Dari dua bagian tersebut di atas, nampak bahwa meskipun harus diakui bahwa UU No. 5 Tahun 1974 adalah suatu komitmen politik, namun dalam prakteknya yang terjadi adalah sentralisasi (baca: kontrol dari pusat) yang dominan dalam perencanaan maupun implementasi pembangunan Indonesia. Salah satu fenomena paling menonjol dari pelaksanaan UU No. 5 Tahun 1974 ini adalah ketergantungan Pemda yang relatif tinggi terhadap pemerintah pusat.
Pelaksanaan Otonomi Daerah setelah Masa Orde Baru
Upaya serius untuk melakukan desentralisasi di Indonesia pada masa reformasi dimulai di tengah-tengah krisis yang melanda Asia dan bertepatan dengan proses pergantian rezim (dari rezim otoritarian ke rezim yang lebih demokratis). Pemerintahan Habibie yang memerintah setelah jatuhnya rezim Suharto harus menghadapi tantangan untuk mempertahankan integritas nasional dan dihadapkan pada beberapa pilihan yaitu]:
1. melakukan pembagian kekuasaan dengan pemerintah daerah, yang berarti mengurangi peran pemerintah pusat dan memberikan otonomi kepada daerah;
2. pembentukan negara federal; atau
3. membuat pemerintah provinsi sebagai agen murni pemerintah pusat.
Pada masa ini, pemerintahan Habibie memberlakukan dasar hukum desentralisasi yang baru untuk menggantikan Undang-Undang No. 5 Tahun 1974, yaitu dengan memberlakukan Undang-Undang No. 22 Tahun 1999 tentang Pemerintahan Daerah dan Undang-Undang No. 25 Tahun 1999 tentang Perimbangan Keuangan Antara Pemerintah Pusat dan Daerah. Beberapa hal yang mendasar mengenai otonomi daerah dalam Undang-undang Nomor 22 Tahun 1999 tentang Pemerintahan Daerah yang sangat berbeda dengan prinsip undang-undang sebelumnya antara lain :
1. Dalam Undang-undang Nomor 5 Tahun 1974 pelaksanaan otonomi daerah lebih mengedepankan otonomi daerah sebagai kewajiban daripada hak, sedang dalam Undang-undang Nomor 22 Tahun 1999 menekankan arti penting kewenangan daerah dalam mengatur dan mengurus kepentingan masyarakat melalui prakarsanya sendiri.

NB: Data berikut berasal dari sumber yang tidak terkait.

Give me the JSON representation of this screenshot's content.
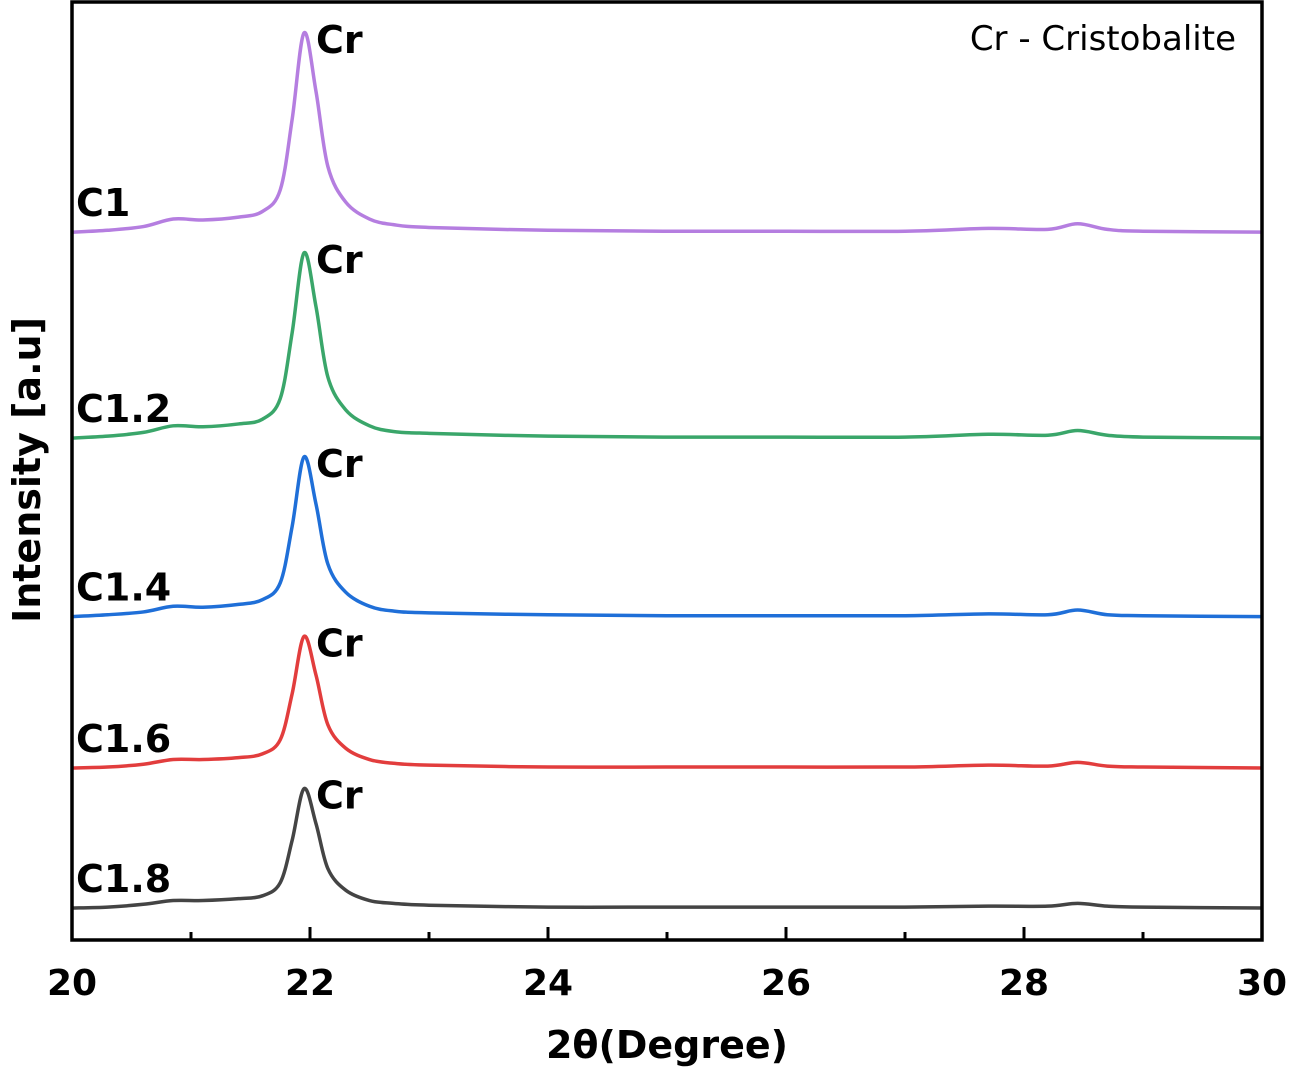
{
  "chart_data": {
    "type": "line",
    "title": "",
    "xlabel": "2θ(Degree)",
    "ylabel": "Intensity [a.u]",
    "xlim": [
      20,
      30
    ],
    "ylim": [
      0,
      100
    ],
    "x_ticks": [
      "20",
      "22",
      "24",
      "26",
      "28",
      "30"
    ],
    "x_minor_ticks": [
      21,
      23,
      25,
      27,
      29
    ],
    "grid": false,
    "annotation": "Cr - Cristobalite",
    "annotation_placement": "top-right",
    "peak_label": "Cr",
    "x": [
      20,
      20.3,
      20.6,
      20.85,
      21.1,
      21.4,
      21.6,
      21.75,
      21.85,
      21.95,
      22.05,
      22.15,
      22.3,
      22.5,
      22.7,
      23,
      24,
      25,
      26,
      27,
      27.7,
      28.2,
      28.45,
      28.7,
      29,
      30
    ],
    "series": [
      {
        "name": "C1",
        "color": "#b57ee0",
        "peak_x": 21.95,
        "values": [
          75.3,
          75.5,
          75.9,
          76.7,
          76.6,
          76.9,
          77.5,
          79.8,
          87.3,
          96.5,
          90.3,
          82.3,
          78.5,
          76.7,
          76.1,
          75.8,
          75.5,
          75.4,
          75.4,
          75.4,
          75.7,
          75.6,
          76.2,
          75.6,
          75.4,
          75.3
        ]
      },
      {
        "name": "C1.2",
        "color": "#3aa66a",
        "peak_x": 21.95,
        "values": [
          53.4,
          53.6,
          54.0,
          54.7,
          54.6,
          54.9,
          55.4,
          57.6,
          64.6,
          73.1,
          67.4,
          59.9,
          56.4,
          54.7,
          54.1,
          53.9,
          53.6,
          53.5,
          53.5,
          53.5,
          53.8,
          53.7,
          54.2,
          53.7,
          53.5,
          53.4
        ]
      },
      {
        "name": "C1.4",
        "color": "#1f6fd8",
        "peak_x": 21.95,
        "values": [
          34.4,
          34.6,
          34.9,
          35.5,
          35.4,
          35.7,
          36.2,
          38.0,
          44.0,
          51.4,
          46.4,
          40.0,
          37.0,
          35.5,
          35.0,
          34.8,
          34.6,
          34.5,
          34.5,
          34.5,
          34.7,
          34.6,
          35.1,
          34.6,
          34.5,
          34.4
        ]
      },
      {
        "name": "C1.6",
        "color": "#e23d3d",
        "peak_x": 21.95,
        "values": [
          18.3,
          18.4,
          18.7,
          19.2,
          19.2,
          19.4,
          19.8,
          21.3,
          26.2,
          32.3,
          28.2,
          22.9,
          20.4,
          19.2,
          18.8,
          18.6,
          18.4,
          18.4,
          18.4,
          18.4,
          18.6,
          18.5,
          18.9,
          18.5,
          18.4,
          18.3
        ]
      },
      {
        "name": "C1.8",
        "color": "#444444",
        "peak_x": 21.95,
        "values": [
          3.4,
          3.5,
          3.8,
          4.2,
          4.2,
          4.4,
          4.7,
          6.1,
          10.6,
          16.1,
          12.4,
          7.6,
          5.3,
          4.2,
          3.9,
          3.7,
          3.5,
          3.5,
          3.5,
          3.5,
          3.6,
          3.6,
          3.9,
          3.6,
          3.5,
          3.4
        ]
      }
    ]
  }
}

2. Prinsip yang menekankan asas desentralisasi dilaksanakan bersama-sama dengan asas dekonsentrasi seperti yang selama ini diatur dalam Undang-undang Nomor 5 Tahun 1974 tidak dipergunakan lagi, karena kepada daerah otonom diberikan otonomi yang luas, nyata dan bertanggung jawab. Hal ini secara proporsional diwujudkan dengan pengaturan, pembagian dan pemanfaatan sumber daya nasional yang berkeadilan, serta perimbangan keuangan pusat dan daerah. Di samping itu, otonomi daerah juga dilaksanakan dengan prinsip-prinsip demokrasi yang juga memperhatikan keanekaragaman daerah.

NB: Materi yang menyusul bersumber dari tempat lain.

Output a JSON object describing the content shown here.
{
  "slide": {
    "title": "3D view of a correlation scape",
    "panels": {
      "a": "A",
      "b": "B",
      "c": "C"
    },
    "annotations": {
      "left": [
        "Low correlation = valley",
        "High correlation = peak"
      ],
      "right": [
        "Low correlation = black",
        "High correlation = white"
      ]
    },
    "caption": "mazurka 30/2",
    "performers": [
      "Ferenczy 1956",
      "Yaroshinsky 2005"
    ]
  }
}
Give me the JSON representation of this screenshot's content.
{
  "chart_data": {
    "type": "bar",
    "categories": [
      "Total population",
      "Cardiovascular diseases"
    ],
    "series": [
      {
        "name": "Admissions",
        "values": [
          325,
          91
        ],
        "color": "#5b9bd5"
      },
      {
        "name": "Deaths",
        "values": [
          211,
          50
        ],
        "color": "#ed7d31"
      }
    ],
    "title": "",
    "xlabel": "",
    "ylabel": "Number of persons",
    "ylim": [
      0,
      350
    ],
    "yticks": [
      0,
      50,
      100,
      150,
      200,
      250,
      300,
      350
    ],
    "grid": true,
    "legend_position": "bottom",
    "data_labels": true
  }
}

3. Beberapa hal yang sangat mendasar dalam penyelenggaraan otonomi daerah dalam Undang-undang Nomor 22 Tahun 1999, adalah pentingnya pemberdayaan masyarakat, menumbuhkan prakarsa dan kreativitas mereka secara aktif, serta meningkatkan peran dan fungsi Badan Perwakilan Rakyat Daerah. Oleh karena itu, dalam Undang-undang ini otonomi daerah diletakkan secara utuh pada daerah otonom yang lebih dekat dengan masyarakat, yaitu daerah yang selama ini berkedudukan sebagai Daerah Tingkat II, yang dalam Undang-undang ini disebut Daerah Kabupaten dan Daerah Kota.
4. Sistem otonomi yang dianut dalam Undang-undang Nomor 22 Tahun 1999 adalah otonomi yang luas, nyata dan bertanggung jawab, dimana semua kewenangan pemerintah, kecuali bidang politik luar negeri, hankam, peradilan, moneter dan fiskal serta agama dan bidang- bidang tertentu diserahkan kepada daerah secara utuh, bulat dan menyeluruh, yang ditetapkan dengan peraturan pemerintah.
5. Daerah otonom mempunyai kewenangan dan kebebasan untuk membentuk dan melaksanakan kebijakan menurut prakarsa dan aspirasi masyarakat. Sedang yang selama ini disebut Daerah Tingkat I atau yang setingkat, diganti menjadi daerah propinsi dengan kedudukan sebagai daerah otonom yang sekaligus wilayah administrasi, yaitu wilayah kerja Gubernur dalam melaksanakan fungsi-fungsi kewenangan pusat yang didelegasikan kepadanya.
6. Kabupaten dan Kota sepenuhnya menggunakan asas desentralisasi atau otonom. Dalam hubungan ini, kecamatan tidak lagi berfungsi sebagai peringkat dekonsentrasi dan wilayah administrasi, tetapi menjadi perangkat daerah kabupaten/kota. Mengenai asas tugas pembantuan dapat diselenggarakan di daerah propinsi, kabupaten, kota dan desa. Pengaturan mengenai penyelenggaraan pemerintahan desa sepenuhnya diserahkan pada daerah masing-masing dengan mengacu pada pedoman yang ditetapkan oleh pemerintah.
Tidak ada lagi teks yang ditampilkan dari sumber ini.